• J. Intern. Med. · Mar 2015

    Review

    Endothelial barrier dysfunction in septic shock.

    • S M Opal and T van der Poll.
    • Infectious Disease Division, Alpert Medical School of Brown University, Pawtucket, RI, USA.
    • J. Intern. Med. 2015 Mar 1; 277 (3): 277-293.

    AbstractThe endothelium provides an essential and selective membrane barrier that regulates the movement of water, solutes, gases, macromolecules and the cellular elements of the blood from the tissue compartment in health and disease. Its structure and continuous function is essential for life for all vertebrate organisms. Recent evidence indicates that the endothelial surface does not have a passive role in systemic inflammatory states such as septic shock. In fact, endothelial cells are in dynamic equilibrium with a myriad of inflammatory mediators and elements of the innate immune and coagulation systems to orchestrate the host response in sepsis. The barrier function of the endothelial surface is almost uniformly impaired in septic shock, and it is likely that this contributes to adverse outcomes.
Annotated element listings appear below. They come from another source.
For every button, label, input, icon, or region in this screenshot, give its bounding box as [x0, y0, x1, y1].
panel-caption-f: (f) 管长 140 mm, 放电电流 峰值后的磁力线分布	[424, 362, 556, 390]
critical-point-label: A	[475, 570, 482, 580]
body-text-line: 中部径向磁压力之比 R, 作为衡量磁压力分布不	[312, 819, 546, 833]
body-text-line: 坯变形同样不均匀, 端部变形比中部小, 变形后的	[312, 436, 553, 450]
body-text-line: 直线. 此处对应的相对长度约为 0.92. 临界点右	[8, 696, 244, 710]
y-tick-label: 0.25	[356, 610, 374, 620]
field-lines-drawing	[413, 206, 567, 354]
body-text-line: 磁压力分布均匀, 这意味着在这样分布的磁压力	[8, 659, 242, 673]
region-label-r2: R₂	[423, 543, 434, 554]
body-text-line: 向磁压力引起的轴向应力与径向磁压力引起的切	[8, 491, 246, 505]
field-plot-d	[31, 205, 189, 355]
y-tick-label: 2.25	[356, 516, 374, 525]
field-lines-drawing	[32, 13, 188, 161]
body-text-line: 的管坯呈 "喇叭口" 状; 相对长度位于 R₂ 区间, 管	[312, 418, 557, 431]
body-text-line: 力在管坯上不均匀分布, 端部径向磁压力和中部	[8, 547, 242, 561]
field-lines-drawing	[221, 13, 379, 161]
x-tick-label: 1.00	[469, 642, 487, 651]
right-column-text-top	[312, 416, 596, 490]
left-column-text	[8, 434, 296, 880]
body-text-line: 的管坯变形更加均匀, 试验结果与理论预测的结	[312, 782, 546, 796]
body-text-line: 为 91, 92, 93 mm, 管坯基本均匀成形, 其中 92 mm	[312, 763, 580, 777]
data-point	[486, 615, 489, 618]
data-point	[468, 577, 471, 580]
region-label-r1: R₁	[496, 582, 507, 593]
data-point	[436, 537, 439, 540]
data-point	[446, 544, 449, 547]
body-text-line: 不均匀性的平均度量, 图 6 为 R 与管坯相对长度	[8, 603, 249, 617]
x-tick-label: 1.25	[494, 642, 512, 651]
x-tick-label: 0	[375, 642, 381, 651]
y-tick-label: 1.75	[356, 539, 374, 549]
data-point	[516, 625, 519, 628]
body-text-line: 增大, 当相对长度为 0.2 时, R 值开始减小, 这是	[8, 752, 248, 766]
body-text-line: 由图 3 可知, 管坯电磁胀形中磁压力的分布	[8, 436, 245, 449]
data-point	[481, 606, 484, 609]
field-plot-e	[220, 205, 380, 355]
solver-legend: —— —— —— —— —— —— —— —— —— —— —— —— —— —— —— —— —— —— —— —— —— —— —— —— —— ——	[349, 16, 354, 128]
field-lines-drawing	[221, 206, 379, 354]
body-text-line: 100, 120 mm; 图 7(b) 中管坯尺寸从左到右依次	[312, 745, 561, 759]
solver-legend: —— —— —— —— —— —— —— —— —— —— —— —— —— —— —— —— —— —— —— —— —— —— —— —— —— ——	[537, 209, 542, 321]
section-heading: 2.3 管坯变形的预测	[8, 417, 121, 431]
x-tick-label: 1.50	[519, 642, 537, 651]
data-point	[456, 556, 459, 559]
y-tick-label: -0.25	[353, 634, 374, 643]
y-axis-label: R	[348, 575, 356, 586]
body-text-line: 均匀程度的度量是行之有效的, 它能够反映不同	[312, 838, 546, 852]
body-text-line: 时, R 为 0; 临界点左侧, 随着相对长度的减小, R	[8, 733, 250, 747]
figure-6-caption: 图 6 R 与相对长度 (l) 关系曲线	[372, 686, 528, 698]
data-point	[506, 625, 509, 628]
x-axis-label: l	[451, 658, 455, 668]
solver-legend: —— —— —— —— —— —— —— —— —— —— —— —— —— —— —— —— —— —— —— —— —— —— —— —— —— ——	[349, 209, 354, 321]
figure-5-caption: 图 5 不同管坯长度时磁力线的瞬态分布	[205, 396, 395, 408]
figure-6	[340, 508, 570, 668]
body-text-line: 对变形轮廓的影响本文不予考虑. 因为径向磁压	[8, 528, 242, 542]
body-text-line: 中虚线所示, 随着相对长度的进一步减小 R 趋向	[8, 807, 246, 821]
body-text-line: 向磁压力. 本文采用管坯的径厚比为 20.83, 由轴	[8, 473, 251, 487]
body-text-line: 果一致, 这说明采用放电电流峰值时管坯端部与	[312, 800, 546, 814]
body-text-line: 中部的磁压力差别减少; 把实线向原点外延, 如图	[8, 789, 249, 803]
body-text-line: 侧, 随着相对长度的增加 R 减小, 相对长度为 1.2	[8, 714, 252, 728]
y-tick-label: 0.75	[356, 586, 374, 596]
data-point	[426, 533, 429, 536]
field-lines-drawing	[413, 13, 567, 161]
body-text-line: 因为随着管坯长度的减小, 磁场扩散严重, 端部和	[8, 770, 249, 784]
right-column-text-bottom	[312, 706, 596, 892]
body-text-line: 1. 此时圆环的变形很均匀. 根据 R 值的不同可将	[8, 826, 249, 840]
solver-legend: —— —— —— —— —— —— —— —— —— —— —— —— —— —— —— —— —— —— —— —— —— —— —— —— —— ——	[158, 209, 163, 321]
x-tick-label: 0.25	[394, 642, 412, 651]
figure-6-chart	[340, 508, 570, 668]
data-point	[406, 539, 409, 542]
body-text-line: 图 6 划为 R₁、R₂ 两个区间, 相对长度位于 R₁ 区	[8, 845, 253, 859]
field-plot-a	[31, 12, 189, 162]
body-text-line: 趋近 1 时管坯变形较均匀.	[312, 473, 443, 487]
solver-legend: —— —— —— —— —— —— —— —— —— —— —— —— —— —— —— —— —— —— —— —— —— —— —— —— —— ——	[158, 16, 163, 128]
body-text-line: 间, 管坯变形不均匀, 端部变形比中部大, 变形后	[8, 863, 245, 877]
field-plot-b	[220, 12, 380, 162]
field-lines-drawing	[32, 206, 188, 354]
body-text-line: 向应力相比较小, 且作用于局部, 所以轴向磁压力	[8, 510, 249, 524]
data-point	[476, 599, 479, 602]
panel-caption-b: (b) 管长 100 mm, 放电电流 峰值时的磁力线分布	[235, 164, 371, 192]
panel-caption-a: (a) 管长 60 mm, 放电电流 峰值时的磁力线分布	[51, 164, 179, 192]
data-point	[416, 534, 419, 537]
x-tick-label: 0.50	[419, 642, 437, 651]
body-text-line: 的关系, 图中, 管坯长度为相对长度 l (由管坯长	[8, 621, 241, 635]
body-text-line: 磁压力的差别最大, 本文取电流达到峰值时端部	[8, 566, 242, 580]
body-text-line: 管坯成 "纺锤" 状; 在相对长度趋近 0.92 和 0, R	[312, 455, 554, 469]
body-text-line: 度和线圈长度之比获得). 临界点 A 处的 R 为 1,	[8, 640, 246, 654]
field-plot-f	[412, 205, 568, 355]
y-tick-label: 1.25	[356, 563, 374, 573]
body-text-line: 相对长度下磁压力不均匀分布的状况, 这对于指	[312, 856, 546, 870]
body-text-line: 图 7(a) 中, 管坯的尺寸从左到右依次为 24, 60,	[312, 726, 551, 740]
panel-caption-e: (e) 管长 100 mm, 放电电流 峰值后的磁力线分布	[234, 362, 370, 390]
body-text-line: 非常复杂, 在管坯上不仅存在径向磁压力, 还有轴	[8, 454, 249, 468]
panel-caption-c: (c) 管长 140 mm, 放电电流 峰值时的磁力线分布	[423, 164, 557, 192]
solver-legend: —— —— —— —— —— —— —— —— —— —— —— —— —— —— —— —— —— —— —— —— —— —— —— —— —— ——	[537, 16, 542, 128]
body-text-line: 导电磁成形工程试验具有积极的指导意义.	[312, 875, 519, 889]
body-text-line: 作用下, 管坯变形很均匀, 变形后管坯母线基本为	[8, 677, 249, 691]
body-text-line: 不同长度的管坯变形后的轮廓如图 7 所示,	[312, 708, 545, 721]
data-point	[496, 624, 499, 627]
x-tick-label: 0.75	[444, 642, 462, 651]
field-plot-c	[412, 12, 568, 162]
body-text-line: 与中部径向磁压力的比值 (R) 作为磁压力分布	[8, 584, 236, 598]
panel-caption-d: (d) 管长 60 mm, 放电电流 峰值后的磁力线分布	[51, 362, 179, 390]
In this review, we will highlight recent advances in the understanding of the signalling events that regulate endothelial function and molecular events that induce endothelial dysfunction in sepsis. Endothelial barrier repair strategies as a treatment for sepsis include modulation of C5a, high-mobility group box 1 and VEGF receptor 2; stimulation of angiopoietin-1, sphingosine 1 phosphate receptor 1 and Slit; and a number of other innovative approaches. © 2014 The Association for the Publication of the Journal of Internal Medicine.